When I turned back from the nightmare traffic jam on Thursday, I’d driven several miles back north, looking at the poor, stationary suckers in the opposite carriageway, before I finally found a safe and convenient spot to pull off the road and ring my friends with the news that I wasn’t coming. I nearly got away with it: the answering machine was just picking up as the phone was snatched from its cradle by a human being. I was reminded once more that my friend’s social skills are massively greater than mine. If our roles had been reversed, I’m sure he’d have detected beneath my “Oh dear, that is a shame” the fact that I was silently shouting “Yippee!” and doing a little jig around my sitting room. He even tried to persuade me that I should persevere, until I pointed out that I had sat through the jam once and driven back to a point before its start, so there was no way I was going to do it all over again.

Shortly afterwards, he rang me back to leave a message on my mobile reporting that there were indeed two major blockages on the A1 in North Yorkshire, one near Harrogate and the other around the latitude of Wetherby. Since I was speeding in the opposite direction at the time, I couldn’t help wondering what had inspired this research. Could he just have been checking that the traffic jam wasn’t entirely fictional, suspecting that in reality I had never even left home?

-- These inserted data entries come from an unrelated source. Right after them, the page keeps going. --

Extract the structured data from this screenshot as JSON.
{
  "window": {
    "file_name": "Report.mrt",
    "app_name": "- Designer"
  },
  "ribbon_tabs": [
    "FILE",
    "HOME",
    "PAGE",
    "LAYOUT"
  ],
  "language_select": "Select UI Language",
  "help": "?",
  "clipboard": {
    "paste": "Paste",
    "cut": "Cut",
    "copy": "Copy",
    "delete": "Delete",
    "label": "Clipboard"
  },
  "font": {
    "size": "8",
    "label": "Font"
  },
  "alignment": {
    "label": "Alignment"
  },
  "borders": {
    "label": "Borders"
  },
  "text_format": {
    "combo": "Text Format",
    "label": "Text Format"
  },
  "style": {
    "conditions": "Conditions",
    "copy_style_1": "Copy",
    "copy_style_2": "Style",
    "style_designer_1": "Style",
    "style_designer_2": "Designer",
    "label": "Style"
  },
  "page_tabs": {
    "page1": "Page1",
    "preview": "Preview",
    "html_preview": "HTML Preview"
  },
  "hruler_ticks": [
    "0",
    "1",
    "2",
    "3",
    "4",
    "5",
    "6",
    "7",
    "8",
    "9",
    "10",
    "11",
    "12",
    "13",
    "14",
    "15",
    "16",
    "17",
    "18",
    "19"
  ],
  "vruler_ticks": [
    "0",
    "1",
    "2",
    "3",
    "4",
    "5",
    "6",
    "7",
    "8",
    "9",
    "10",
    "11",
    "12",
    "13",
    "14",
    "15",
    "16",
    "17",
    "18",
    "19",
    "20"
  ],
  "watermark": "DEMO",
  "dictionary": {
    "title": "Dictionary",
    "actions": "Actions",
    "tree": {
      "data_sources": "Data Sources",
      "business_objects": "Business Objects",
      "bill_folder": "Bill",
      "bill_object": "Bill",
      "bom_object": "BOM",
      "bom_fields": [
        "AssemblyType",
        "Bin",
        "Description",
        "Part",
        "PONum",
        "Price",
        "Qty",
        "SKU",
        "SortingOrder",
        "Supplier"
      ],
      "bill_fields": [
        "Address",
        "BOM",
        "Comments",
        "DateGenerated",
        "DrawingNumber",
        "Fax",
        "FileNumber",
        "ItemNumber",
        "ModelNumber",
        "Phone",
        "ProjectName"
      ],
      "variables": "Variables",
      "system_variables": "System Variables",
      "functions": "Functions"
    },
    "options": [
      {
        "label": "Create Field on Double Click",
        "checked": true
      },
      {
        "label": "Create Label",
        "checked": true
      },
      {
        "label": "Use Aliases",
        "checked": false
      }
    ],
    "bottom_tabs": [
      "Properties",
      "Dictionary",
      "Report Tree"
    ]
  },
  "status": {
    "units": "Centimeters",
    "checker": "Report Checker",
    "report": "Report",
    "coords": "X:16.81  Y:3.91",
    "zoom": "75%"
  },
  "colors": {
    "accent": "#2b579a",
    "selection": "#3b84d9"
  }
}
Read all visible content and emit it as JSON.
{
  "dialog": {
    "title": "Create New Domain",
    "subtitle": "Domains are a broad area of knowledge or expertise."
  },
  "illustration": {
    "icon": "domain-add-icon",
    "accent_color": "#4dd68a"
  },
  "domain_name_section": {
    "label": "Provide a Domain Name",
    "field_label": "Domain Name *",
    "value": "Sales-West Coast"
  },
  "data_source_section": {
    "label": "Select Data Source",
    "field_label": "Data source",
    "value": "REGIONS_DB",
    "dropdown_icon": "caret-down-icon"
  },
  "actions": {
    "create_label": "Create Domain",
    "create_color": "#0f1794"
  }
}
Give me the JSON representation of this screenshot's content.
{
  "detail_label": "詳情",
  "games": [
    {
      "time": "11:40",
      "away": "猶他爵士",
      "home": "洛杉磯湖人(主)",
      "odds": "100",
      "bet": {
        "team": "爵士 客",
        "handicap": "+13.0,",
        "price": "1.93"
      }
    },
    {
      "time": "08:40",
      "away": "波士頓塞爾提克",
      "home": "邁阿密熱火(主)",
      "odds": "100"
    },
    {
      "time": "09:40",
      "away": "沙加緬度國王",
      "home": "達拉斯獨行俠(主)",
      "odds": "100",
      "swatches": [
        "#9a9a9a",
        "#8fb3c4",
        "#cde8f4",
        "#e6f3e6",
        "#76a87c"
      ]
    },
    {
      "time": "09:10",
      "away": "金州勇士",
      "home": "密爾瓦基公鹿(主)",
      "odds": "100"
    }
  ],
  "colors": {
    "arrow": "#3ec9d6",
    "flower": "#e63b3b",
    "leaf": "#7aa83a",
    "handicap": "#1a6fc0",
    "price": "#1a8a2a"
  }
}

My mind drifted back 22 years to a time when I was a rising 31-year-old PR executive, enjoying a passionate relationship with his 21-year-old PA. (I should qualify the word “passionate” in the previous sentence with “by my standards”, since I’ve just remembered that there was a certain amount of moaning of a decidedly non-orgasmic nature on that subject from my then partner.)

I was supposed to share her professional services with another director of our company, and she’d been recruited over his dead body. He’d wanted to appoint the reliable old boiler who could take dictation and achieve some phenomenal typing speed. Whereas I’d been strangely attracted to the gorgeous, pouting, young, blonde ex-air hostess who’d scored 100 per cent in answer to my key question: “Have you got a boyfriend?”

“Look,” I said, in the course of somewhat heated argument with my colleague, “she can serve a cup of coffee and swim 50 yards without a buoyancy aid. What more do you want in a secretary?”

What I wanted in a secretary was in place not too long afterwards. Oh come on, this was the 1980s. That sort of thing happened then.

The only snag about this beautiful and sweet-natured paragon was that she had the Mother From Hell, and still lived with her. I realized the full extent of my (heartily reciprocated) dislike for this woman the first time that I persuaded her daughter to go out for a drink or two with me on a night when she had promised Mama that she would be home straight from work. “Oh, tell her the train broke down,” I said airily, calculating that anyone familiar with the then Network South East would consider that a wholly plausible excuse. I’d reckoned without Mother, who went off and rang British Rail to establish that the train her daughter should have caught had run precisely on time, doubtless setting some kind of record in the process. This provided the kicking-off point for an all-evening inquisition and row from which I was mercifully absent, but was compelled to re-live the next day.

Some time after this, the daughter and I were standing on one of those north Norfolk beaches I mentioned a couple of weeks ago, and a similarly beautiful blonde arrived with her husband and three perfectly spaced blonde children. They seemed to be having a wonderful time. I thought perhaps I had reached the age when I should be getting married and starting a family. Then I reflected that, while my wife would be ten years younger than me, my mother-in-law would be only ten years my senior. A glance at an actuarial table confirmed my suspicion that she would almost certainly outlive me. I just couldn’t face it.

So instead of proposing I gave up my job, became a Recluse and spent a year writing a long novel instead. It’s never been published. The three black ring binders containing it are my children. Though to look on the bright side, at least none of them has ever cheeked me, had themselves tattooed or pierced, or become a drug addict.